Introduction / Context:
This problem tests the ability to combine combinations and permutations in one calculation. We first choose which letters will be used and then arrange them in all possible orders. These multi step counting problems are very common in competitive exams and are an essential part of permutations and combinations practice.

Given Data / Assumptions:

• There are 7 distinct consonants.
• There are 4 distinct vowels.
• We need to form a word of length 5 with exactly 3 consonants and 2 vowels.
• No letter is repeated within a single word.
• Order of letters in the word matters, so different arrangements of the same letters count as different words.

Concept / Approach:
The process naturally splits into two stages. First, select which 3 consonants from the 7 and which 2 vowels from the 4 will appear in the word. This selection uses combinations. Second, arrange the chosen 5 letters in all possible orders, which uses permutations. The total number of words is the product of the number of ways of selecting letters and the number of ways of arranging them.

Step-by-Step Solution:
Step 1: Choose 3 consonants out of 7. This can be done in 7C3 ways.Step 2: Compute 7C3 = (7 × 6 × 5) / (3 × 2 × 1) = 35.Step 3: Choose 2 vowels out of 4. This can be done in 4C2 ways.Step 4: Compute 4C2 = (4 × 3) / (2 × 1) = 6.Step 5: After selection, we have 3 + 2 = 5 distinct letters. The number of ways to arrange 5 distinct letters in order is 5! = 120.Step 6: Multiply all factors: total words = 7C3 × 4C2 × 5! = 35 × 6 × 120.Step 7: First multiply 35 × 6 = 210, then multiply 210 × 120 = 25200.
Verification / Alternative check:
A quick sanity check can be done by noting that 25200 is a reasonable large number for forming ordered words from 11 letters under a moderate restriction. If we had used only permutations directly without separating the selection step, we would risk double counting or miscounting. The combination then permutation method is standard and robust.

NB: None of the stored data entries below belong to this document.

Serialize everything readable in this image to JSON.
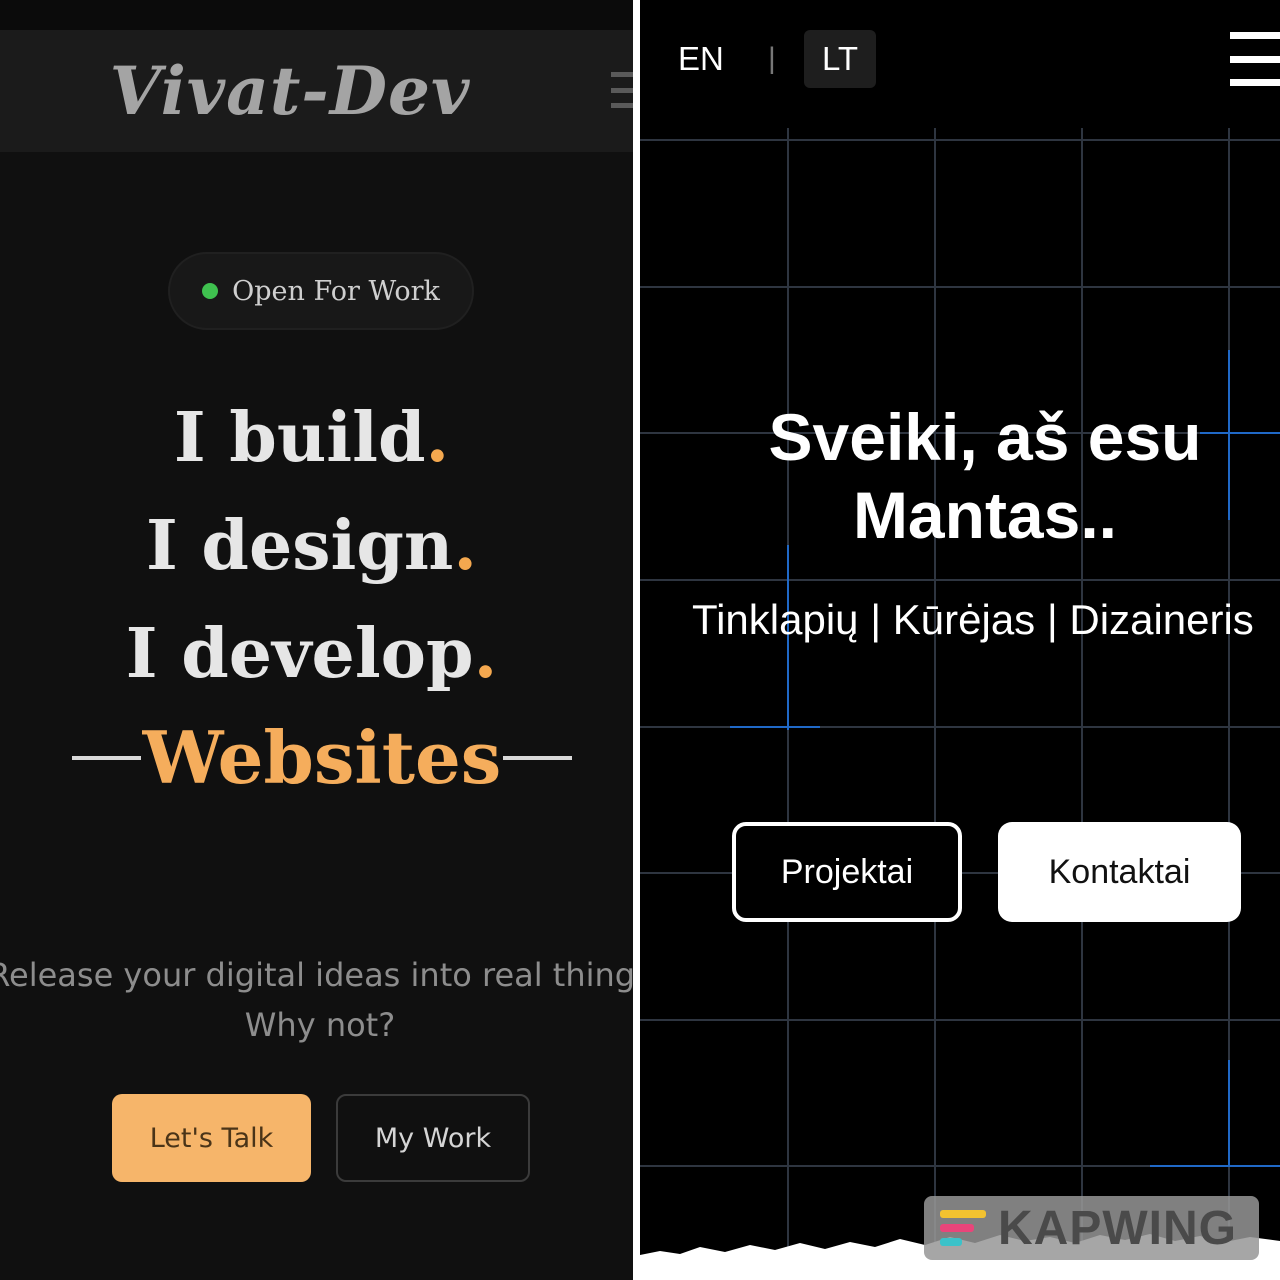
{
  "left_site": {
    "logo": "Vivat-Dev",
    "badge": "Open For Work",
    "headline": {
      "line1": "I build",
      "line2": "I design",
      "line3": "I develop",
      "dot": ".",
      "highlight": "Websites"
    },
    "tagline": {
      "line1": "Release your digital ideas into real things",
      "line2": "Why not?"
    },
    "buttons": {
      "primary": "Let's Talk",
      "secondary": "My Work"
    },
    "colors": {
      "accent": "#f4a84f",
      "background": "#101010",
      "status_dot": "#3fc14f"
    }
  },
  "right_site": {
    "language": {
      "en": "EN",
      "separator": "|",
      "lt": "LT"
    },
    "title": {
      "line1": "Sveiki, aš esu",
      "line2": "Mantas.."
    },
    "subtitle": "Tinklapių | Kūrėjas | Dizaineris",
    "buttons": {
      "projects": "Projektai",
      "contacts": "Kontaktai"
    },
    "colors": {
      "background": "#000000",
      "grid": "#2e3540",
      "grid_glow": "#1f6fd6"
    }
  },
  "watermark": {
    "text": "KAPWING"
  }
}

Why Other Options Are Wrong:
The other numerical options do not result from any correct combination of 7C3, 4C2 and 5!. For instance, 25000 and 25225 are very close to the correct answer but do not equal 35 × 6 × 120. They are likely included as traps for arithmetic mistakes. Only 25200 exactly matches the required calculation.

Common Pitfalls:
Common errors include forgetting to multiply by 5! after selecting the letters, or choosing the wrong combination counts such as 7P3 instead of 7C3. Another mistake is attempting to place consonants and vowels in specific positions prematurely, which is unnecessary here. Following the clear two stage plan avoids such mistakes.

Final Answer:
The number of different words that can be formed is 25200.